Even an injury-racked Yankees team is going to put up more of a fight than Houston on most nights. So the AL West teams have a decided advantage in schedule especially when it comes to the Wild Cards. It's possible both Wild Card teams could come out of the West, or one West, and one Central, if the White Sox and Royals are for real.
Major League Baseball doesn't have a salary cap, and has survived, even thrived very well. But neither does baseball has a salary floor. Houston's opening day payroll was just a little less than $25 million. Their highest-paid player was pitcher Bud Norris at $3 million for this season. The Jays number five starter J.A Happ makes more than that, and Jose Bautista and Josh Johnson together make more money than the entire Astros team. Even the lowly Miami Marlins' payroll is just over $44 million.
Every year there are going to be bad teams. It's not about that. It's about at least trying to be better, and the Houston Astros are failing miserably and are compromising the integrity of the 2013 season.
The Blue Jays are only six games into their season, but a couple of numbers are already sticking out like the proverbial sore thumb. Their on-base percentage, which Alex Anthopoulos was endeavouring to improve in the off-season, is only .295 and the team is only hitting .223. They have only stolen three bases as well, despite the increase in team speed.
Once again, albeit early, the Jays are living by the home run with 11. They have only earned 19 walks while striking out 54 times. Granted they haven't had the rehabbing Brett Lawrie for a single game and Jose Bautista has missed the last three with a sprained right ankle. But these trends can't continue.
The surprise team in the Majors, one week in, is Colorado.
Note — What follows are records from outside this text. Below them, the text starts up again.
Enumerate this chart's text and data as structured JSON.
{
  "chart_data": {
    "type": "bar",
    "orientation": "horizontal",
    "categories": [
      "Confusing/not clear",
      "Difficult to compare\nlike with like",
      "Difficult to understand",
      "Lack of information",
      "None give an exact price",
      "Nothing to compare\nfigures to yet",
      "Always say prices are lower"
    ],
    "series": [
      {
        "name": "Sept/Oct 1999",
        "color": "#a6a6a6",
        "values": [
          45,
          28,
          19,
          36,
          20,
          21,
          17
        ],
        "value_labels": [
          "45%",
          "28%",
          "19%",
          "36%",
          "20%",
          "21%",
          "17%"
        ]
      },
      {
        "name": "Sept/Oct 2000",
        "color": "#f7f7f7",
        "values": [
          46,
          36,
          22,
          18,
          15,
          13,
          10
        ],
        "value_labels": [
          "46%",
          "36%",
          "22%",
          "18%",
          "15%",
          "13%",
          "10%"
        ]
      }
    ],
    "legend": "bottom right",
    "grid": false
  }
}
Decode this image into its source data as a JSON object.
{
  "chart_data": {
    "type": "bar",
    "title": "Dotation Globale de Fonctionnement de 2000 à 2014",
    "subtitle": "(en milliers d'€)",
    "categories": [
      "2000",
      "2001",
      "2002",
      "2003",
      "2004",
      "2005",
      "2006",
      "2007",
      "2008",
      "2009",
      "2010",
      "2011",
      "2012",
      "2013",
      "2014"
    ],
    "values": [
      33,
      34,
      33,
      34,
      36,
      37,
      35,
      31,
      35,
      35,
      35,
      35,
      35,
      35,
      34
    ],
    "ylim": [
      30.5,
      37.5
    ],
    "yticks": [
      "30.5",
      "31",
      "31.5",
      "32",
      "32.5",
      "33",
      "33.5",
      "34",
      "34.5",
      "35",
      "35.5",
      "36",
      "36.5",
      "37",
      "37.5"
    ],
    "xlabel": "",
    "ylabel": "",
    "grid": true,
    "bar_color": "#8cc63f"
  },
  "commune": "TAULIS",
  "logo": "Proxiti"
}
The Rockies, coming off a horrible season in 2012, are 5-1 under new skipper Walt Weiss - who was managing his son's high school team a year ago. All nine players in Colorado's line-up Sunday, including pitcher Jhoulys Chacin, were hitting above .313 and Troy Tulowitzki had the day off to boot. The man who filled in for him at shortstop, Jonathan Herrara, had three hits and knocked in two runs.
That's when you know things are going right.